The original women’s refuge and community centre in Terrat was expanded to also become a guest house, that could accommodate visitors to the area and local government meetings. The electrical power from the generators for the radio station and dairy was so popular, that IOPA decided to add additional generators, and build one of the first minigrids in the country to supply more than 1000 customers in the village of Terrat with power, since the government utility had deemed it too expensive to connect Terrat to the main grid.

By now, Martin was receiving further international recognition, including being awarded Social Entrepreneur of the Year 2014 by the Schwab Foundation and World Economic Forum Africa, the Ford Global Community Leadership Award, and Dubai Global Innovator Award.

Martin understood that for true sustainability, all the activities and initiatives in the region needed to try to become self-sufficient. So where possible, IOPA tried to create viable microenterprises and businesses, so that even after funders like SHGW ended their collaborations, the services and activities that had been created would continue. IOPA’s strands now included the radio, water businesses, guest house and conference centre, energy and dairies, amongst others. And they were still supporting education and health throughout the community.

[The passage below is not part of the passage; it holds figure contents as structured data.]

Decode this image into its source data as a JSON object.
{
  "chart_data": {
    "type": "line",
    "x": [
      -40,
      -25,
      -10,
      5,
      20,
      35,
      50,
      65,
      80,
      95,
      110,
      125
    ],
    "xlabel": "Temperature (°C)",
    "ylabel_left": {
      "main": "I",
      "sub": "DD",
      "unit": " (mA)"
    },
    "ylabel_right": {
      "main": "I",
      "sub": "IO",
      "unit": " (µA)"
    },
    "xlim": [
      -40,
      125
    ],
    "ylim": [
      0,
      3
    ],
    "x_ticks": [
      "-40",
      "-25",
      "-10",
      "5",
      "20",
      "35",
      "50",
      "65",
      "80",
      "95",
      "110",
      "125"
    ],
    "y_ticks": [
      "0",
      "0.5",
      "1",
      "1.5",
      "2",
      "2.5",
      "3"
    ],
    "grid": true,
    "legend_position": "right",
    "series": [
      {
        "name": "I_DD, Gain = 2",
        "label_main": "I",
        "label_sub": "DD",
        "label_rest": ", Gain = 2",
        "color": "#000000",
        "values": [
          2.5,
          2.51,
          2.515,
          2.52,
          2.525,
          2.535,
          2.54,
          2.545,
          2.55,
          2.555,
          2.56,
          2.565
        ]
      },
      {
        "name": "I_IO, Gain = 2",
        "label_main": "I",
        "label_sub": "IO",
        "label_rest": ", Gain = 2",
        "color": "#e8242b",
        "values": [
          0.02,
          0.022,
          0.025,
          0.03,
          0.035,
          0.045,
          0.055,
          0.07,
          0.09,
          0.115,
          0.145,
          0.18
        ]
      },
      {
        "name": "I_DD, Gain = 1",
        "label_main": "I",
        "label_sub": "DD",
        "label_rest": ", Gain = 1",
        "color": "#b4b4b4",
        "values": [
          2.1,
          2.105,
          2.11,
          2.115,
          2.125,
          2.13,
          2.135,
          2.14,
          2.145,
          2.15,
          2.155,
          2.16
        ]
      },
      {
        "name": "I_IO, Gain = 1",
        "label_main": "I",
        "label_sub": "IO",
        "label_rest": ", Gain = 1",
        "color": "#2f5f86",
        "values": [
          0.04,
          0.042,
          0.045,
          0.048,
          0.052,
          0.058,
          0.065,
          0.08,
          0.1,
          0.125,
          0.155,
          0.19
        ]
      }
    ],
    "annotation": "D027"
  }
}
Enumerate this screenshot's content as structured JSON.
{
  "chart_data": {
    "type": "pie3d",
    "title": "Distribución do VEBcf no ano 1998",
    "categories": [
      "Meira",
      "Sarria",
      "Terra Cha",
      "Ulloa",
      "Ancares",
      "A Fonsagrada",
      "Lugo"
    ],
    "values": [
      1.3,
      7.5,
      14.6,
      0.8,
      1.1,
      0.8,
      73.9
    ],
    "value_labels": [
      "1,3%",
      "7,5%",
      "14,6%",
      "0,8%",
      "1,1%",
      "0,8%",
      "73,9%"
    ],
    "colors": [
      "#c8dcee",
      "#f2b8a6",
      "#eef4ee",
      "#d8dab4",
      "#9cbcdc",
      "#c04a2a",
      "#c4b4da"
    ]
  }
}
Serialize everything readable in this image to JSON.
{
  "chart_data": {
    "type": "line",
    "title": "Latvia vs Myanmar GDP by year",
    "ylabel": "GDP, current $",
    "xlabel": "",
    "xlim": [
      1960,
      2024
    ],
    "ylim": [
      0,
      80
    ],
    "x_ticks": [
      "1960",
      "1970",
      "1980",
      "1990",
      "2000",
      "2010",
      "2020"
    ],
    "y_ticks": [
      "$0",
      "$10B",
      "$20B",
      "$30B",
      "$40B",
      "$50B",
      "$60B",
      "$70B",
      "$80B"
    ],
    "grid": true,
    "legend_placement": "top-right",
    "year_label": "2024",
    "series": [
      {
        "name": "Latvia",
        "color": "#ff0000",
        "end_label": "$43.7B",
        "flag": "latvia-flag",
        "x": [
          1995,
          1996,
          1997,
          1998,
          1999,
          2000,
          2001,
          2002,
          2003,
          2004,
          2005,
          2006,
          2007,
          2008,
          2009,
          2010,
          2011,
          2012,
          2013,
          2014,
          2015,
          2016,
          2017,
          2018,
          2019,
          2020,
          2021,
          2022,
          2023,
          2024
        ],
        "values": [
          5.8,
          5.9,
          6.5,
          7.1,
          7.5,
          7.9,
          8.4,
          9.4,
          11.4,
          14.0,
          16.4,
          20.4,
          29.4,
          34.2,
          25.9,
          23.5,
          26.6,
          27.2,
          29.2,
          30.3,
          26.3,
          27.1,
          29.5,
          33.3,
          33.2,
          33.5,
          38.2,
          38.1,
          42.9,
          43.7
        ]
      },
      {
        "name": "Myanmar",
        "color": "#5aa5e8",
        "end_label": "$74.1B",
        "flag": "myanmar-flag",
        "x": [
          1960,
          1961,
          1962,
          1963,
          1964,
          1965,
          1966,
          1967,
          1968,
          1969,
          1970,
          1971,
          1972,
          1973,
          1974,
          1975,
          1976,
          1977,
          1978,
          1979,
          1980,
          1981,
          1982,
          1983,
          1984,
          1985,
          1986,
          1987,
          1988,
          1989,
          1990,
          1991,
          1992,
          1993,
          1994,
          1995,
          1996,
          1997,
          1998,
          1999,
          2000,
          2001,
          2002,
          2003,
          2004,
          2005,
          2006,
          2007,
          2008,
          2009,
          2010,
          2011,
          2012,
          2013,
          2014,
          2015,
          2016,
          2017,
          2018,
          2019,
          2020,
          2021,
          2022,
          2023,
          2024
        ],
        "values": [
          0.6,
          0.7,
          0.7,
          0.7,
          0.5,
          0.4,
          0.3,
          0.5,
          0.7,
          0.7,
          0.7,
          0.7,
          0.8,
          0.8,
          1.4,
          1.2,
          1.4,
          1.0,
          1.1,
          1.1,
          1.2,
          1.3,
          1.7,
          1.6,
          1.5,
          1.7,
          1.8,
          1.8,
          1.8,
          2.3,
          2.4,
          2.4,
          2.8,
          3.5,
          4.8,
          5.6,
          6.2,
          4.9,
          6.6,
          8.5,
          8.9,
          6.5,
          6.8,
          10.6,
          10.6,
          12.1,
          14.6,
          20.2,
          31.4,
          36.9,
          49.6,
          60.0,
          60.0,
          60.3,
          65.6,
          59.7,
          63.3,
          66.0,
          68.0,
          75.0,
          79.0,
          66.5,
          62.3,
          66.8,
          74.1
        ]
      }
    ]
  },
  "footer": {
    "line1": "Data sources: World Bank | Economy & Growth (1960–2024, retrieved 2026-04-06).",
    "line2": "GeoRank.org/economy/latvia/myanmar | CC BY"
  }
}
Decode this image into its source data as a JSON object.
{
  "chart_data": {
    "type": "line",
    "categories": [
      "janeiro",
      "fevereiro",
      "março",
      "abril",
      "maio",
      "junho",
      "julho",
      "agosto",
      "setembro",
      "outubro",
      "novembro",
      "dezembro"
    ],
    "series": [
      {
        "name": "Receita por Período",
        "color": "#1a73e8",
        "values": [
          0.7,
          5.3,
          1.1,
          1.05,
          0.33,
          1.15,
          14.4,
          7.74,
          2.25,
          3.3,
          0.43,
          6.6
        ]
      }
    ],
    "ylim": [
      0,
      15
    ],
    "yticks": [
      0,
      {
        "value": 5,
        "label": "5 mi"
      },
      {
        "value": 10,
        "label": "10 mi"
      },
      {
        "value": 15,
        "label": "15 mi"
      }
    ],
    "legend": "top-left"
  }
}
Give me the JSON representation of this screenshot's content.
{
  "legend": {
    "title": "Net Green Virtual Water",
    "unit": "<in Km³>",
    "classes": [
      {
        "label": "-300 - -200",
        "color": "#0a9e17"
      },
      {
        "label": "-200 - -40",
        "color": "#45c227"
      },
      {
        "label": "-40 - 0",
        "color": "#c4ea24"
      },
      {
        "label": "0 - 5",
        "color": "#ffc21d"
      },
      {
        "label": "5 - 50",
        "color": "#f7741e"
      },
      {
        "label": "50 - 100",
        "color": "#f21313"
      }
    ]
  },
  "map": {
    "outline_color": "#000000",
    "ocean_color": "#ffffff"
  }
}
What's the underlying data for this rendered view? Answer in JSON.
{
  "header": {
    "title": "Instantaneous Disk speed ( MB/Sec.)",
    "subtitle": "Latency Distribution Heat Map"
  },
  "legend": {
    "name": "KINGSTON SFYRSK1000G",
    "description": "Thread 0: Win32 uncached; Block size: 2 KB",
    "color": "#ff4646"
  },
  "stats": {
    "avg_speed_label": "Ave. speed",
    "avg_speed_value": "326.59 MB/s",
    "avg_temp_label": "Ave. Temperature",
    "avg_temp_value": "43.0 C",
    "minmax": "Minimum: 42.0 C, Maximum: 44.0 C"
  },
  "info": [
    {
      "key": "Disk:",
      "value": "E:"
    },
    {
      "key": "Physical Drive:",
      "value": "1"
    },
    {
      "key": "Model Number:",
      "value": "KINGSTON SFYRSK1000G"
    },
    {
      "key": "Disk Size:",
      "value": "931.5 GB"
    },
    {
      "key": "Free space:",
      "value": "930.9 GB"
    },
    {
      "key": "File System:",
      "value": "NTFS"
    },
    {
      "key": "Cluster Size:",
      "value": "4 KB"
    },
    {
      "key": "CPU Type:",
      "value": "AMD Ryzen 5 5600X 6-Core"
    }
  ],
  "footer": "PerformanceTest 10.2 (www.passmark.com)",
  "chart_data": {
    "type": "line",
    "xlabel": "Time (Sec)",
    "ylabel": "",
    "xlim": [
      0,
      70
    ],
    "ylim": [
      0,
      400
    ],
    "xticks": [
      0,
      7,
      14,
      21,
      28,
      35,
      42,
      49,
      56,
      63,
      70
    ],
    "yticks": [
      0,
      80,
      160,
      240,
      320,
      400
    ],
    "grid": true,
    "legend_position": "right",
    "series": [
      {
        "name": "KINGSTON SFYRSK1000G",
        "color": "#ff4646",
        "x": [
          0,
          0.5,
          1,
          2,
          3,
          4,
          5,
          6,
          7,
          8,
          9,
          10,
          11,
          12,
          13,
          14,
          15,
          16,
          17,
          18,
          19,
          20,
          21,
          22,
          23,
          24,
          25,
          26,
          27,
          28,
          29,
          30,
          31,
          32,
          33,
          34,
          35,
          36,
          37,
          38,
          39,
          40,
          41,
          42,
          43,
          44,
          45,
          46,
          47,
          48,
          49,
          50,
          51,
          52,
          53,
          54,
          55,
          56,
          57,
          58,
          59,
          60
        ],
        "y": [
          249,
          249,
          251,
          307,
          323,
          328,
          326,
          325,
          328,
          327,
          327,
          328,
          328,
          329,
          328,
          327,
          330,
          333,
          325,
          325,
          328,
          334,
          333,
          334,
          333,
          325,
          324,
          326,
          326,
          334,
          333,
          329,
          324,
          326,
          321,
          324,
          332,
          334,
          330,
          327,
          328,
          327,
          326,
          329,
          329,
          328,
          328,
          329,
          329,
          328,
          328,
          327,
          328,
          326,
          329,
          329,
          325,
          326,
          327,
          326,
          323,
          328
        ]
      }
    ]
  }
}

Martin in front of Longido Dairy, Jan 2021

In 2019 IOPA, as a company limited by guarantee (but with non-profit objectives) was forced to re-register as an NGO, and became OMASI (Orkonerei Maasai Social Initiatives). In late 2020, Martin’s long-term goal of grid connection for Terrat was finally achieved. Businesses that had been established with the IOPA minigrid are now able to connect to the grid, along with residential households that have become used to the conveniences and benefits that electricity can bring. IOPA’s boreholes are still reliably pumping water for the Maasai and their cattle. ORS FM is now broadcasting 24 hours a day, with a range of up to 300km, in both Kiswahili and Kimaasai. And the dairies, after brief downtime for repairs and renovations, are shortly due to reopen their doors to buy milk from Maasai women again, to process into milk products to sell to hotels when tourism returns to Tanzania post-COVID.

Never underestimate the power of dreams and the influence of the human spirit…The potential for greatness lives within each of us.

Wilma Rudolph

Martin passed away on March 1st in Arusha from COVID-19. He dared to dream large and his spirit was big enough to see those dreams fulfilled. By any measure, he achieved greatness. He always told us he was a storyteller at heart – I hope we have done his story some justice here. Rest in Peace Martin!